With these features, elastic-wave touch sensing becomes a valuable asset in the automotive industry. Its sensitivity, specificity, and ability to distinguish impact characteristics bring a new level of insight and accuracy to incident detection and analysis.
More Possible Applications for Elastic Wave
The potential of elastic-wave touch-sensing technology extends far beyond its applications in the automotive industry. Its unique ability to function within solid media opens up a wide array of promising possibilities across various domains. Other applications where elastic-wave touch sensing can make a significant impact include:
- Gloves and wet-finger sensing: Elastic-wave touch sensing's adaptability makes it suitable for deployment in scenarios involving gloves, even when they're wet, offering enhanced touch capabilities for wearable devices.
- Irregular surfaces: The technology's versatility enables it to be employed on irregularly shaped surfaces, allowing for touch interactions in non-standard configurations.

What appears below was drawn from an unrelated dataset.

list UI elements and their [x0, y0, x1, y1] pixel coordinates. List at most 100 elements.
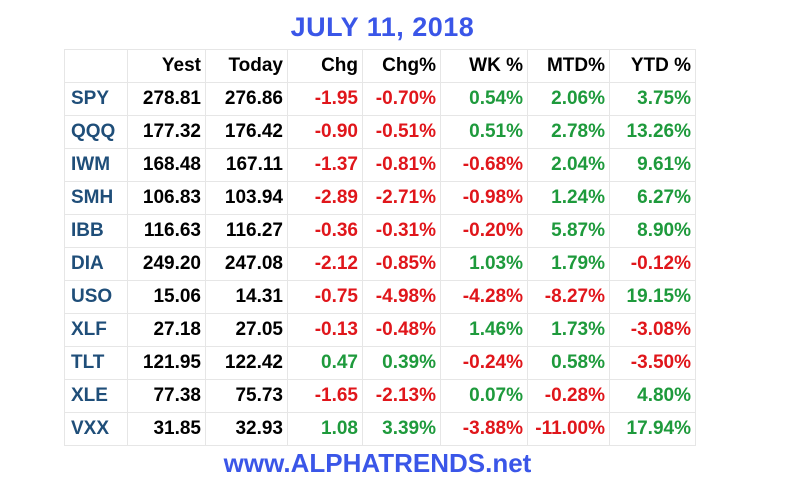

- True wireless earbuds: Elastic-wave touch sensing can be harnessed to identify a range of touch gestures and actions, such as clicks, slides, short and long presses, and even their respective positions, forces, or speeds. This advance enhances the user experience in devices like true wireless earbuds.
- Mobile devices, tablets, robotics, wearables, and AR/VR: In these applications, elastic-wave touch sensing offers a comprehensive solution encompassing 3D touch, gesture recognition, positioning, and force sensing.
In summary, elastic-wave touch-sensing solutions have found homes in many consumer electronics and automotive applications. It has the potential to reshape user interaction in a wide range of fields and is expected to revolutionize the intelligent-hardware industry.